In Autumn 2023, the Un-Edge team got together with folks from the Postgrowth Institute, Solidfund, Kendraio, Outlandish Coop and Public Works to discuss and share knowledge on challenges and opportunities for funding the community sector. We know that the way funding is distributed and organised is a thorny area for a lot of people working in the community sector. Our plan was to get a group of people together who have been thinking deeply about some of these issues around community governance models, and what the unaddressed questions are in this context that we need to tackle to move forward. For example, can we rethink community wealth so there is less reliance on short-term and institutionally dependent funding, volunteer support, quantitative measures of success, and other unsustainable fixes?
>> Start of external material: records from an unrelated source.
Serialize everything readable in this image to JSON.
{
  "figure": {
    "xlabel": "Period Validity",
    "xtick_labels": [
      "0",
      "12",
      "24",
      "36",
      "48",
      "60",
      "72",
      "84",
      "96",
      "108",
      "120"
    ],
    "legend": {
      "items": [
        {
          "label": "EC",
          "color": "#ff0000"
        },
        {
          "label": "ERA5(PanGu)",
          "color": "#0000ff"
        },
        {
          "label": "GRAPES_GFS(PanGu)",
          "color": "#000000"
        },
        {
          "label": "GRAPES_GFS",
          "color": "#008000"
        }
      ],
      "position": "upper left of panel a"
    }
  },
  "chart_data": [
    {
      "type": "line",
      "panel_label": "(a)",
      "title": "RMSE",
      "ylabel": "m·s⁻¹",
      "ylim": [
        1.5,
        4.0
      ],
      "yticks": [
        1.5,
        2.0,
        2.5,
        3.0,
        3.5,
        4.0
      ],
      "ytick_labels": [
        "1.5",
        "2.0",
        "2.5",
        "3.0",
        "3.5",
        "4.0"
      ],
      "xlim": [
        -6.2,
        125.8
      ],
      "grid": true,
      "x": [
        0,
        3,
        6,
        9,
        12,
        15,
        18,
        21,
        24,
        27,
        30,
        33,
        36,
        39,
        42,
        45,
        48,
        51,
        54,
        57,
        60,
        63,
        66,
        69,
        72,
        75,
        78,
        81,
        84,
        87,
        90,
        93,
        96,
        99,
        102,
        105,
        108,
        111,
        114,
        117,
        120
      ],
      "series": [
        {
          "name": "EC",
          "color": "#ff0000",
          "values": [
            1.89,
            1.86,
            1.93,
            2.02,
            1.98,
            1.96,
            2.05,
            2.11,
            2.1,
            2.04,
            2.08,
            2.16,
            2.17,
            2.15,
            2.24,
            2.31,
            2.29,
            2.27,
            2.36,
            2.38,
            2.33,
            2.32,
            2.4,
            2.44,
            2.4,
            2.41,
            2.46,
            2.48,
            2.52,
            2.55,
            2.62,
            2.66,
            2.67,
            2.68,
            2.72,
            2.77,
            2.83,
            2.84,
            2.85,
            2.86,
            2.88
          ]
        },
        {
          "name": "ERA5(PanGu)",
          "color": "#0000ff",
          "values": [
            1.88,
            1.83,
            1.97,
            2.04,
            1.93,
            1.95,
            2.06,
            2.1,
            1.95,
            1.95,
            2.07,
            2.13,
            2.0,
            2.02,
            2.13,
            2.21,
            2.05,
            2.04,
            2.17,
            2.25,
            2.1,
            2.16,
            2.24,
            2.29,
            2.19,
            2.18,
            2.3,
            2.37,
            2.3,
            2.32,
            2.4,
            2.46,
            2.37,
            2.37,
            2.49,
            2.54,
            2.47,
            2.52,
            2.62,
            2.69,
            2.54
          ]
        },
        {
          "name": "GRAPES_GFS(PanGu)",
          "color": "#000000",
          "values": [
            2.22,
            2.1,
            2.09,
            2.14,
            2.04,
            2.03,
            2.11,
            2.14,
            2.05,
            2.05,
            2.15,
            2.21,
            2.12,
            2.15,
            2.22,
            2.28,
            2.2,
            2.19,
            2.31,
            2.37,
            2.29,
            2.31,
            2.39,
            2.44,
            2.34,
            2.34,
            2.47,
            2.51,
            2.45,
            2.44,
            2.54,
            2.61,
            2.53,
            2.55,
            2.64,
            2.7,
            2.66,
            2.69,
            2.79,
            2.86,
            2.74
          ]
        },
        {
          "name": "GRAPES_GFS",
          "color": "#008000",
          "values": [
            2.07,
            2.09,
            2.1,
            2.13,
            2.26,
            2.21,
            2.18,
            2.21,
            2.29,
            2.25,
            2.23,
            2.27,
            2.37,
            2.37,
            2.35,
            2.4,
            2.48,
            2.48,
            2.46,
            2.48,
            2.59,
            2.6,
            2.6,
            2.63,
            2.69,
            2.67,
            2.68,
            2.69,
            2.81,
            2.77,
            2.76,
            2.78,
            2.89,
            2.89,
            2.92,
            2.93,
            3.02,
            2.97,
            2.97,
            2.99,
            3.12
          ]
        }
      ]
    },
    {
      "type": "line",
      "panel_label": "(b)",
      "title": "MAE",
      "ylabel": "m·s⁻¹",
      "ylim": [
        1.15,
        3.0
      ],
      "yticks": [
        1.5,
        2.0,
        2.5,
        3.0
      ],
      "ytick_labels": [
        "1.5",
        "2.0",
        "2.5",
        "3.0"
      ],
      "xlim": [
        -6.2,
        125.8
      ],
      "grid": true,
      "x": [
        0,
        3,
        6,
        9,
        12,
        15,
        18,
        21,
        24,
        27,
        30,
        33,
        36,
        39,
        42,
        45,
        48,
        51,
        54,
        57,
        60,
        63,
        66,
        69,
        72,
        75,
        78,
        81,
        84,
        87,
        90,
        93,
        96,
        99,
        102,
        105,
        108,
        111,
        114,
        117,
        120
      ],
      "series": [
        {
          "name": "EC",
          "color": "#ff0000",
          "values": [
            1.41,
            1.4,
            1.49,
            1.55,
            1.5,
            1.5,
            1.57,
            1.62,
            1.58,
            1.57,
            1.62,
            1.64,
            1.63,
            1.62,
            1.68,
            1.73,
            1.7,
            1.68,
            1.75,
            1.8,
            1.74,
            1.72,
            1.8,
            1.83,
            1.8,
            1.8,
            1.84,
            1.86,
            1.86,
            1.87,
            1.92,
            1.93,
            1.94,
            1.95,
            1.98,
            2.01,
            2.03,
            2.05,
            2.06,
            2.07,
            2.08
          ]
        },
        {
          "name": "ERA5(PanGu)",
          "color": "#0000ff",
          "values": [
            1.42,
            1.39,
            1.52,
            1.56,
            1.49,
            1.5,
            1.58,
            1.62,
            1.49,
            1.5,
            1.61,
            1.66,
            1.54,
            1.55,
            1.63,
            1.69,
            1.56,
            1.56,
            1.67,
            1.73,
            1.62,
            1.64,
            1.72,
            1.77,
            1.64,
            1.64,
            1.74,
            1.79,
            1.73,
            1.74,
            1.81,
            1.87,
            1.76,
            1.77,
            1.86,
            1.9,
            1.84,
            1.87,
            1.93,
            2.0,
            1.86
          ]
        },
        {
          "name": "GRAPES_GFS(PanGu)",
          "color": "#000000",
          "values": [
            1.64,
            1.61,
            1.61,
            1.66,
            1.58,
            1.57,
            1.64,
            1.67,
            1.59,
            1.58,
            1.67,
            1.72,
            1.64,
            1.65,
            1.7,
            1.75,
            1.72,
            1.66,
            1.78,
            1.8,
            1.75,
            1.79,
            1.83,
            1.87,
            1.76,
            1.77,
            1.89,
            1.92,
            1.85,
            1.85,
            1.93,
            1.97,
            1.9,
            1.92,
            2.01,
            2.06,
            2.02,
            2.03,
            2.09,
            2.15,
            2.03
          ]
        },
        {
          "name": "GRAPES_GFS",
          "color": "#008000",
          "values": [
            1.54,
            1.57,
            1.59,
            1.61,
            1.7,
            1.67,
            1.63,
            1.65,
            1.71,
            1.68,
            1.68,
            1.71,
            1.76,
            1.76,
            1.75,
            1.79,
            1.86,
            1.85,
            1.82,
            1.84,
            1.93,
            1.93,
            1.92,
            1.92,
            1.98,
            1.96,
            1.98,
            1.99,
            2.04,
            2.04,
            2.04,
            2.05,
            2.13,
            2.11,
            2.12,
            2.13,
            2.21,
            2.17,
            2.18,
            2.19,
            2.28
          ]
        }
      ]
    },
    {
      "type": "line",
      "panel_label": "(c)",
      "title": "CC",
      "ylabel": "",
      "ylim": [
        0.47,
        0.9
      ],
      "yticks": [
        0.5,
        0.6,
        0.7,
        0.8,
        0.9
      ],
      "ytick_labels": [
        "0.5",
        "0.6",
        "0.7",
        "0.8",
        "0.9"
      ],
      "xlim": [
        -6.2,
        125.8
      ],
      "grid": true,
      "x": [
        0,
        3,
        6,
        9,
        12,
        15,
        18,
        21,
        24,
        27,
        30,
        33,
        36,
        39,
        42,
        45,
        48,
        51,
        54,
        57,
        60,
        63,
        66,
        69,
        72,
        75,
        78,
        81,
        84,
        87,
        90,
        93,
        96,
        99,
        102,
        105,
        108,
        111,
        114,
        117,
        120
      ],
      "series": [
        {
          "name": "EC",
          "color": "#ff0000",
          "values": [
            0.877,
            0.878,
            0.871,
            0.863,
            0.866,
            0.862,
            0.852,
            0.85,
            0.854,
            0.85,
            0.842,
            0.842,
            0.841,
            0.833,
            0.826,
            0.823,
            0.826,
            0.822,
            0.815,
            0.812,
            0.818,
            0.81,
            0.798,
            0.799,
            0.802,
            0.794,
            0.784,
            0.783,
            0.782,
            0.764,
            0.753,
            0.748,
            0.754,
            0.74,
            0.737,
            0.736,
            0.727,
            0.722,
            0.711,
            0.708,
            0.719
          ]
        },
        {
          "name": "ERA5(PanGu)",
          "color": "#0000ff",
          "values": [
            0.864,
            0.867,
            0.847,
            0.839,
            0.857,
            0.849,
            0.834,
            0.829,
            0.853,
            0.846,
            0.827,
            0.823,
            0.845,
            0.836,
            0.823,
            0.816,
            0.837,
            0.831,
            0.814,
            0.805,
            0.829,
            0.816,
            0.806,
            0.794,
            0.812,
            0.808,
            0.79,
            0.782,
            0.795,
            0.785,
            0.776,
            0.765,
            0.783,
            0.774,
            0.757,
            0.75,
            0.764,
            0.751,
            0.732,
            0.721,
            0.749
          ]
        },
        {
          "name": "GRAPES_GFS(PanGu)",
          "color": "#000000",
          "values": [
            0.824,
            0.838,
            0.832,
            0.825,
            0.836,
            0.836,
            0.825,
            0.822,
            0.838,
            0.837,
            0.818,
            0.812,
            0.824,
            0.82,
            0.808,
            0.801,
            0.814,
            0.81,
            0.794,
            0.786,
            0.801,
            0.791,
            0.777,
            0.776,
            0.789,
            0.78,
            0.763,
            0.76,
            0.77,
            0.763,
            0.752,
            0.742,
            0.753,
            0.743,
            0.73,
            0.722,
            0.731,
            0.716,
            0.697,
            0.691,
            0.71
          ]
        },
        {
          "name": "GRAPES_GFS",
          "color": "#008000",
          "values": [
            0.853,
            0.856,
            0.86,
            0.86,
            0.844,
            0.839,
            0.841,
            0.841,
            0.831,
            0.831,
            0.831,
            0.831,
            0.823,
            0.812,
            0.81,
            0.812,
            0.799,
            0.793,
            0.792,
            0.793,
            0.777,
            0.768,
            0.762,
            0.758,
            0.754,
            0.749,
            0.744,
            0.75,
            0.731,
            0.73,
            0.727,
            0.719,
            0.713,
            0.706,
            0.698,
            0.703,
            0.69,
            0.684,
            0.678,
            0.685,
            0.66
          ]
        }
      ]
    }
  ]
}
What are the legal constraints that limit funding for resilient communities? How can we conceive funding models amenable to this approach?
In this discussion we focused on funding and other forms of support within sustainable economies. We wanted to think through how community wealth can be less reliant on short-term institutionalised funding, volunteer support, quantitative measure of success and other unsustainable fixes (e.g. self-taxing, making visible invisible work). This activity is allied with the work of organisations such as the Joseph Rowntree Foundation and the Civic Power Fund and wider discussion on the urgent need to think differently about how the community sector is financed and how that thinking must have the green transition at its core.
Identifying the problem was, therefore, the first step in our ongoing Un-Edge project. We’ve had a clear picture of this from previous research, including the Counter-Framing Design project, where we found that organisations and communities who wanted to do things differently— against hierarchies, capitalism as the default, and uneven power relations within existing institutions— often ran into the same practical and ideological problems that hindered their democratic aims day-to-day. We’ve distilled these observations into four interdependent areas of concern that all pivot around our need to redesign our relations, namely 1) relational power, 2) sustainable economies, 3) evaluation criteria and 4) daily practices. For instance, many organisations want to support themselves without vying for grants in competition with potential allies, or without having to perform their disenfranchisement. Others are concerned that the power dynamics in the room are still heavily unbalanced, despite the benefits of democratic decision-making practices.
Whilst our goal in Un-Edge is to start defining these practices in partnership with our collaborators, we do this with the knowledge that there is no one ‘perfect’ solution but rather many adaptable and shifting ways of negotiating potential pathways forward.